The issue comes from the dialogue. That's where you can tell they weren't interested in Jinx as a character at all. They just wanted another mouth to put rejected Bond quips into after they'd been determined too dumb for him to say, so they switched the pronouns and gave them to her. Every line of hers...EVERY SINGLE LINE out of her mouth is some cringe inducing pun or innuendo, oftentimes flying in the face of whatever the situation is and coming across as irritatingly childish at best and horrifyingly distracting at worst. For the love of Sean Connery's toupee, even Bond picked the moments to bust out the one-liners. He wasn't always on. There is a time and a place for snark. If I wanted unfunny crap spewed out constantly no matter the situation, I'd watch something Joss Whedon wrote.

"Switch them off or I'll be half the girl I used to be!" Somebody got paid to write that. Halle Berry got paid to say it.

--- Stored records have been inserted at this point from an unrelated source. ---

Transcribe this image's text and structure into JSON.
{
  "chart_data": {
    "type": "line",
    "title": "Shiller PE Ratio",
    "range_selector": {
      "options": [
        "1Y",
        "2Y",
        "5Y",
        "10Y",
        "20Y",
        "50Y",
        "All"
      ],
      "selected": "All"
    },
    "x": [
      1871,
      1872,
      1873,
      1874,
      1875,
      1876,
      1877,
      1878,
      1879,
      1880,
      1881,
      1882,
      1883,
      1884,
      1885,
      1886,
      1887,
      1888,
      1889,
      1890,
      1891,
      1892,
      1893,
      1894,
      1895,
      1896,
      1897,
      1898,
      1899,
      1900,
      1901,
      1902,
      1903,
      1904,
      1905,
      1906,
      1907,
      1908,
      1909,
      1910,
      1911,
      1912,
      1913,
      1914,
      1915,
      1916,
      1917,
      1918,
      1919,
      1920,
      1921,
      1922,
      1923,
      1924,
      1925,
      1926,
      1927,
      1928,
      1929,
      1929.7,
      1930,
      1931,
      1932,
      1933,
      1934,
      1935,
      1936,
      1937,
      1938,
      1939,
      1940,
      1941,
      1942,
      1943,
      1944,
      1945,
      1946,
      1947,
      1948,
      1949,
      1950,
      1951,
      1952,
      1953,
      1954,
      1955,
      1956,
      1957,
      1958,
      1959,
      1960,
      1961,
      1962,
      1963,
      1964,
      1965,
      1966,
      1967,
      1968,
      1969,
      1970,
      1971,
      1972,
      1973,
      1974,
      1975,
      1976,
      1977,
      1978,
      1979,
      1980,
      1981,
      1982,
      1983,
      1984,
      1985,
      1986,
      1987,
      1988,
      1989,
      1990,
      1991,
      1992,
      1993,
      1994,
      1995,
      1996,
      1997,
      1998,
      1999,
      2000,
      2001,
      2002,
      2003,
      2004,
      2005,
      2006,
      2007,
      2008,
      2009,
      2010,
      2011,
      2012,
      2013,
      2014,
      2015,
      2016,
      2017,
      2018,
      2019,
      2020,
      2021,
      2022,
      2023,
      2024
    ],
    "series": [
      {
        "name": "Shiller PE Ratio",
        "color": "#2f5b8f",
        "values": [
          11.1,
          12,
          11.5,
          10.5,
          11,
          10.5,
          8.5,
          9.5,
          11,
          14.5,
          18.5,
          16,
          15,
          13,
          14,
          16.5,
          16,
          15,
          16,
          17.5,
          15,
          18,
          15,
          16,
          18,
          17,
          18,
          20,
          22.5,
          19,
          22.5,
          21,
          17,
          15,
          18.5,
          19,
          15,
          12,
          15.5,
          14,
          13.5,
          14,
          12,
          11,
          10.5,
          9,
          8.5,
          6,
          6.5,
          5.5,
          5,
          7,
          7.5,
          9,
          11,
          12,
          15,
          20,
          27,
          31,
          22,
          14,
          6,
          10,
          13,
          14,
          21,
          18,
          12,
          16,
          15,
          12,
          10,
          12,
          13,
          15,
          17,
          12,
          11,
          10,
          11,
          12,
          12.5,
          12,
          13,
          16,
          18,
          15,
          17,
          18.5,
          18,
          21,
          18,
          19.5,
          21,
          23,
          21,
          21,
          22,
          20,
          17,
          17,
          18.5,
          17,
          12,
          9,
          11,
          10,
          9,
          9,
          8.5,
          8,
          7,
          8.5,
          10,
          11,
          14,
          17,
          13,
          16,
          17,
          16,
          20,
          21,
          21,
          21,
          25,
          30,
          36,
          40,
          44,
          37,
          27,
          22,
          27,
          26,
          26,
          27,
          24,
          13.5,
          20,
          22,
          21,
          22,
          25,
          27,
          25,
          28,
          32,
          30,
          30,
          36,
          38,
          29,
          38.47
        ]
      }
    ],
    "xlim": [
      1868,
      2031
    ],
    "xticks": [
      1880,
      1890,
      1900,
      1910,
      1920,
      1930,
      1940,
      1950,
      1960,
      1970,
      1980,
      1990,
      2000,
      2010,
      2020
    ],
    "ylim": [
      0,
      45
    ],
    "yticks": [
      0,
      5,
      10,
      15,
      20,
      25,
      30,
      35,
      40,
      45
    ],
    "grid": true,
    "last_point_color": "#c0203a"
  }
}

But for all that is good in this world, I don't think anyone could have given a worse performance than Halle Berry did. It's shocking how bad she is here. Don't get me wrong, the dialogue would have made the character always suck no matter what, but I can envision a scenario in my head that features an actress not making Tanya Roberts look like Meryl Streep in comparison. At least Denise Richards looked like she was trying. It's really stunning how much Halle Berry looks like she does not give one single crap, simply flying by on an eternal smirk saying "Hey look at me! I'm Halle Berry! I'm a Bond girl! Yay! I don't have to act today! This is fun! Penis joke!" All the meanwhile Brosnan is playing it relatively straight and Rosamund Pike is over there completely showing Berry up every step of the way. Where's the justice?

Literally every line of hers can be followed up with the phrase "SHUT UP, HALLE BERRY."

If there was one thing that utterly guts this film, it's her. Everything else is actually not that bad. Like I mentioned before, it's a lot of fun, it's pretty looking despite some weird CGI going on, Brosnan is still the mack daddy, and it calls back to A LOT of older Bond films. A decent drinking game could be made if the players all had good enough knowledge of the series. In fact it seems a bit like an over-caffeinated version of one of the older Connery flicks like "You Only Live Twice" or "Diamonds Are Forever." I kind of liked it.

So with that we bid farewell to Pierce Brosnan. With the exception of one film, I had quite the fun journey with him. With a 75%, he had one of the better records as far as veteran Bond actors go. But once again the series would sit silently in the wings for a brief hibernation once again, as Hollywood broke out their new favorite toy: The Reboot. After this we got a new start along with another new Bond. Nobody was exactly sure what we would get, but it's pretty clear that no matter what it was, it would have a substantial coating of grit.

This is actually a really good trailer, but man it's like reliving my hatred for Halle Berry all over again. Watch at your own risk.

THE BOTTOM LINE - "Die Another Day" is not nearly as bad as its reputation suggests. No, it's not that great, but that's mostly due to weird stylized editing and a legendarily bad performance by Halle Berry. But if you can grit your teeth and suffer through her wretchedness, this isn't a bad little action flick. This is middle of the road Bond. Not one of Brosnan's best, but still far from the worst.